TD1: Introduction to statistical models

Exercise 1

We aim to determine whether ENSAI students have any preference for cats or dogs. We assume that, a priori, they have no preference on average. We ask \(n\) students what their preferences are, and we let \(X\) be the number of “cat” answers.

Define \(H_0\) and \(H_1\). Is it a one-sided (unilatéral) or two-sided (bilatéral) test ?
We observe \(10\) students and \(X=8\) “cat” answers. Compute the pvalue in this specific case. Interprete the result.
Write the expression of the pvalue in terms of \(n\) and \(X\) and \(F\), the cdf of \(\mathrm{Bin}(n,0.5)\).
Write a line of code to compute the pvalue in Julia, Python or R.
What is the pvalue if \(H_1\) is instead
1. “Students prefer cats” or
2. “Students prefer dogs”

Exercise 2

Let \((X_1, X_2, \ldots, X_n)\) be iid random variables that follow distribution \(\mathcal E(\lambda)\). We want to test: \[ H_0: \lambda = \frac{1}{2} \quad \text{vs.} \quad H_1: \lambda = 1. \]

Show that if \(X \sim E(\lambda)\) and \(Y \sim \Gamma(k, \lambda)\) are independent, with \(k \in \mathbb{N}^*\), then \(X + Y \sim \Gamma(k+1, \lambda)\). We recall that the density of \(\Gamma(\lambda, k)\) is given by \(p(x) = \frac{\lambda^k x^{k-1}e^{-\lambda x}}{(k-1)!}\)
Deduce that \(S_n=\sum_{i=1}^n X_i\) follows a Gamma distribution \(\Gamma(n, \lambda)\).
For a sample of size \(n = 10\), what is the rejection region of \(S_n\) for the simple likelihood ratio test with \(0.05\) significance level?
We admit that a Gamma distribution \(\Gamma(n, \frac{1}{2})\) is a chi-squared distribution with \(2n\) degrees of freedom, \(\chi^2(2n)\).

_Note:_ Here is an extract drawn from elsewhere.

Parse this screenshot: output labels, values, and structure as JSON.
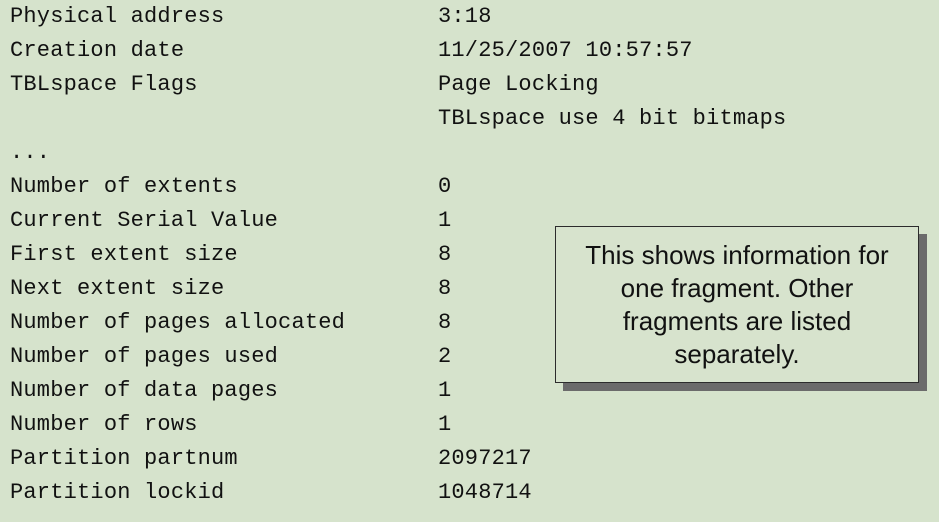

Bonus: Show this fact for \(n=1\), using a polar change of variable.
The empirical mean is \(\bar{x}_{10} = 2.5\). What can we conclude?
Recall what a cdf is, and read the p-value on the cdf of the \(\chi^2(20)\) distribution
Compare the p-value if we use a Gaussian approximation of \(\sum X_i\) with the TCL. We recall that \(\mathbb V(X_1) = \frac{1}{\lambda^2}\).

Exercise 3

Let \(X_1, X_2, \ldots, X_n\) be random variables drawn from a normal distribution \(N(\theta, 1)\). To test \(H_0: \theta = 5\) against \(H_1: \theta > 5\), we propose the following test:

\[ T = \mathbf 1\{\bar{x} > 5 + u \}, \]

where \(\bar{x}\) is the empirical mean and \(u\) is to be fixed.

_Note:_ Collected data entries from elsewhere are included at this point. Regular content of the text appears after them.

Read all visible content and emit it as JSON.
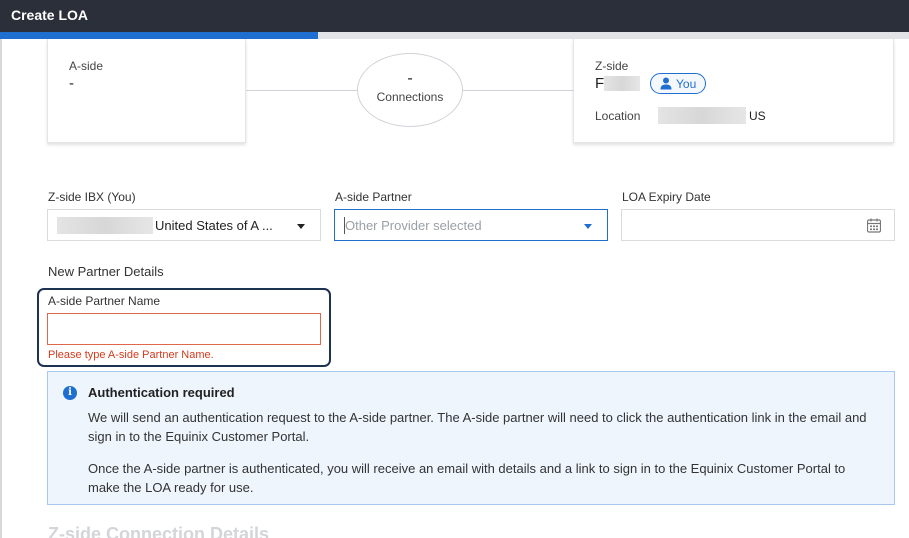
{
  "window": {
    "title": "Create LOA"
  },
  "progress": {
    "fraction": 0.35
  },
  "a_side_card": {
    "label": "A-side",
    "value": "-"
  },
  "connections": {
    "count": "-",
    "label": "Connections"
  },
  "z_side_card": {
    "label": "Z-side",
    "name_visible": "F",
    "you_badge": "You",
    "location_label": "Location",
    "location_suffix": "US"
  },
  "fields": {
    "z_ibx": {
      "label": "Z-side IBX (You)",
      "value": "United States of A ..."
    },
    "a_partner": {
      "label": "A-side Partner",
      "placeholder": "Other Provider selected"
    },
    "loa_expiry": {
      "label": "LOA Expiry Date",
      "value": ""
    }
  },
  "new_partner": {
    "section_title": "New Partner Details",
    "name_label": "A-side Partner Name",
    "name_value": "",
    "error": "Please type A-side Partner Name."
  },
  "alert": {
    "title": "Authentication required",
    "body1": "We will send an authentication request to the A-side partner. The A-side partner will need to click the authentication link in the email and sign in to the Equinix Customer Portal.",
    "body2": "Once the A-side partner is authenticated, you will receive an email with details and a link to sign in to the Equinix Customer Portal to make the LOA ready for use."
  },
  "next_section": {
    "title": "Z-side Connection Details"
  },
  "colors": {
    "accent": "#1f6fd1",
    "error": "#d23c1d",
    "titlebar": "#2b2f3a",
    "alert_bg": "#eef5fd"
  }
}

1. Derive the function \(g:~t \to \mathbb P(Z \geq t) - e^{-t^2/2}\), where \(Z \sim \mathcal N(0,1)\)
2. Deduce that \(\mathbb P(Z \geq t) \leq e^{-t^2/2}\) for all \(t \geq 0\).
Deduce a value of \(u\) such that the type I error of this test is smaller than a given \(\alpha\). Rewrite the test \(T\) in function of \(\alpha\).
Fix \(\alpha = 1/e\) (and \(u= \sqrt{2/n}\)). Compute the power function.

Exercise 4

Let the family of Pareto distributions with known parameter \(a\) and unknown parameter \(\theta\):

\[ f(x) = \begin{cases} \frac{\theta}{a} \left( \frac{a}{x} \right)^{\theta+1}, & \text{if } x \geq a, \\ 0, & \text{if } x < a. \end{cases} \]

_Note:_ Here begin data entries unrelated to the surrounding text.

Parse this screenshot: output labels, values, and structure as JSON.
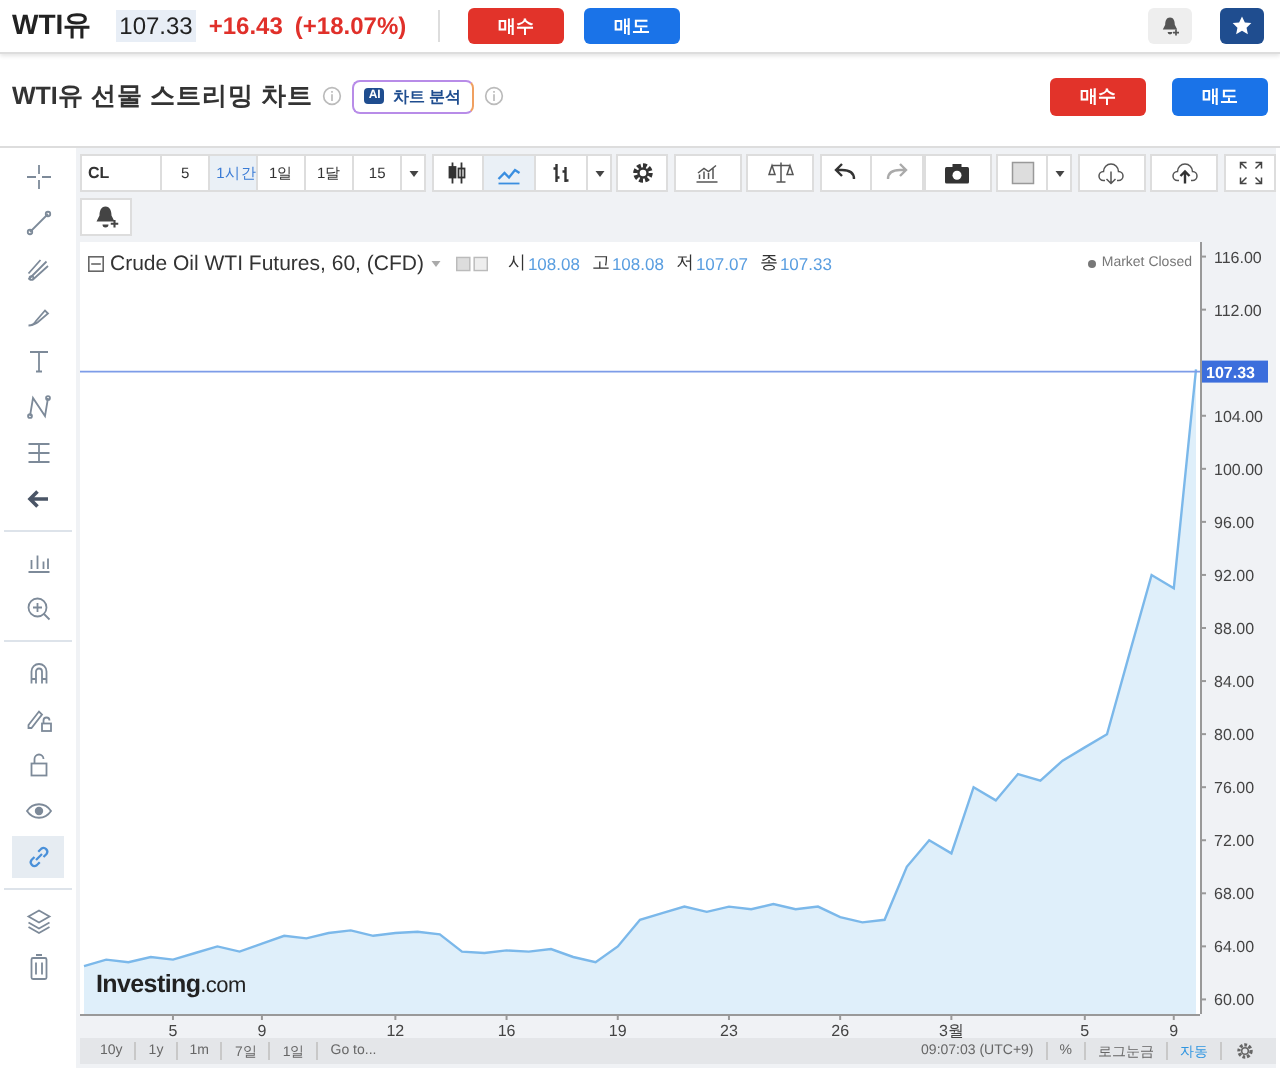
{
  "header": {
    "symbol": "WTI유",
    "price": "107.33",
    "change": "+16.43",
    "change_pct": "(+18.07%)",
    "buttons": [
      {
        "kind": "buy",
        "label": "매수"
      },
      {
        "kind": "sell",
        "label": "매도"
      }
    ]
  },
  "title_row": {
    "title": "WTI유 선물 스트리밍 차트",
    "ai_badge": {
      "icon": "AI",
      "label": "차트 분석"
    },
    "buttons": [
      {
        "kind": "buy",
        "label": "매수"
      },
      {
        "kind": "sell",
        "label": "매도"
      }
    ]
  },
  "chart_toolbar": {
    "symbol": "CL",
    "intervals": [
      {
        "label": "5",
        "selected": false
      },
      {
        "label": "1시간",
        "selected": true
      },
      {
        "label": "1일",
        "selected": false
      },
      {
        "label": "1달",
        "selected": false
      },
      {
        "label": "15",
        "selected": false
      }
    ],
    "chart_types": [
      {
        "kind": "candles",
        "selected": false
      },
      {
        "kind": "line",
        "selected": true
      },
      {
        "kind": "bars",
        "selected": false
      }
    ]
  },
  "drawing_tools": [
    [
      {
        "kind": "crosshair",
        "selected": false
      },
      {
        "kind": "trend-line",
        "selected": false
      },
      {
        "kind": "pitchfork",
        "selected": false
      },
      {
        "kind": "brush",
        "selected": false
      },
      {
        "kind": "text",
        "selected": false
      },
      {
        "kind": "pattern",
        "selected": false
      },
      {
        "kind": "measure",
        "selected": false
      },
      {
        "kind": "back",
        "selected": false
      }
    ],
    [
      {
        "kind": "indicators",
        "selected": false
      },
      {
        "kind": "zoom",
        "selected": false
      }
    ],
    [
      {
        "kind": "magnet",
        "selected": false
      },
      {
        "kind": "lock-drawing",
        "selected": false
      },
      {
        "kind": "lock",
        "selected": false
      },
      {
        "kind": "eye",
        "selected": false
      },
      {
        "kind": "link",
        "selected": true
      }
    ],
    [
      {
        "kind": "layers",
        "selected": false
      },
      {
        "kind": "trash",
        "selected": false
      }
    ]
  ],
  "legend": {
    "title": "Crude Oil WTI Futures, 60, (CFD)",
    "ohlc": [
      {
        "label": "시",
        "value": "108.08"
      },
      {
        "label": "고",
        "value": "108.08"
      },
      {
        "label": "저",
        "value": "107.07"
      },
      {
        "label": "종",
        "value": "107.33"
      }
    ],
    "status": "Market Closed"
  },
  "chart_data": {
    "type": "area",
    "categories": [
      null,
      null,
      null,
      null,
      "5",
      null,
      null,
      null,
      "9",
      null,
      null,
      null,
      null,
      null,
      "12",
      null,
      null,
      null,
      null,
      "16",
      null,
      null,
      null,
      null,
      "19",
      null,
      null,
      null,
      null,
      "23",
      null,
      null,
      null,
      null,
      "26",
      null,
      null,
      null,
      null,
      "3월",
      null,
      null,
      null,
      null,
      null,
      "5",
      null,
      null,
      null,
      "9",
      null
    ],
    "series": [
      {
        "color": "#7bb8ea",
        "values": [
          62.5,
          63,
          62.8,
          63.2,
          63,
          63.5,
          64,
          63.6,
          64.2,
          64.8,
          64.6,
          65,
          65.2,
          64.8,
          65,
          65.1,
          64.9,
          63.6,
          63.5,
          63.7,
          63.6,
          63.8,
          63.2,
          62.8,
          64,
          66,
          66.5,
          67,
          66.6,
          67,
          66.8,
          67.2,
          66.8,
          67,
          66.2,
          65.8,
          66,
          70,
          72,
          71,
          76,
          75,
          77,
          76.5,
          78,
          79,
          80,
          86,
          92,
          91,
          107.5
        ]
      }
    ],
    "ylim": [
      58.9,
      117.1
    ],
    "yticks": [
      {
        "value": 116,
        "label": "116.00"
      },
      {
        "value": 112,
        "label": "112.00"
      },
      {
        "value": 104,
        "label": "104.00"
      },
      {
        "value": 100,
        "label": "100.00"
      },
      {
        "value": 96,
        "label": "96.00"
      },
      {
        "value": 92,
        "label": "92.00"
      },
      {
        "value": 88,
        "label": "88.00"
      },
      {
        "value": 84,
        "label": "84.00"
      },
      {
        "value": 80,
        "label": "80.00"
      },
      {
        "value": 76,
        "label": "76.00"
      },
      {
        "value": 72,
        "label": "72.00"
      },
      {
        "value": 68,
        "label": "68.00"
      },
      {
        "value": 64,
        "label": "64.00"
      },
      {
        "value": 60,
        "label": "60.00"
      }
    ],
    "ref_lines": [
      {
        "axis": "y",
        "value": 107.33,
        "label": "107.33"
      }
    ]
  },
  "logo": {
    "name": "Investing",
    "suffix": ".com"
  },
  "bottom_bar": {
    "ranges": [
      "10y",
      "1y",
      "1m",
      "7일",
      "1일",
      "Go to..."
    ],
    "time": "09:07:03 (UTC+9)",
    "options": [
      {
        "label": "%",
        "selected": false
      },
      {
        "label": "로그눈금",
        "selected": false
      },
      {
        "label": "자동",
        "selected": true
      }
    ]
  }
}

Compute the mean and variance of \(X\), if \(X\) follows a Pareto distribution of parameter \(a\) and \(\theta\).
Rewrite the density in the form \(f(x) = a(x)b(\theta)e^{c(\theta)d(x)}\) and identify \(a\),\(b\),\(c\) and \(d\).
Deduce the general form of the uniformly most powerful test \(UMP_\alpha\) for \(H_0: \theta \geq \theta_0\) vs. \(H_1: \theta < \theta_0\).
For \(a = 1\), construct the test for the null hypothesis: the mean of the distribution is smaller than or equal to 2.
What is the density of \(d(X_1)\) ? \(d\) is defined in Q.2
Write a line of code in Julia, Python or R to compute the rejection region at level \(\alpha=0.05\).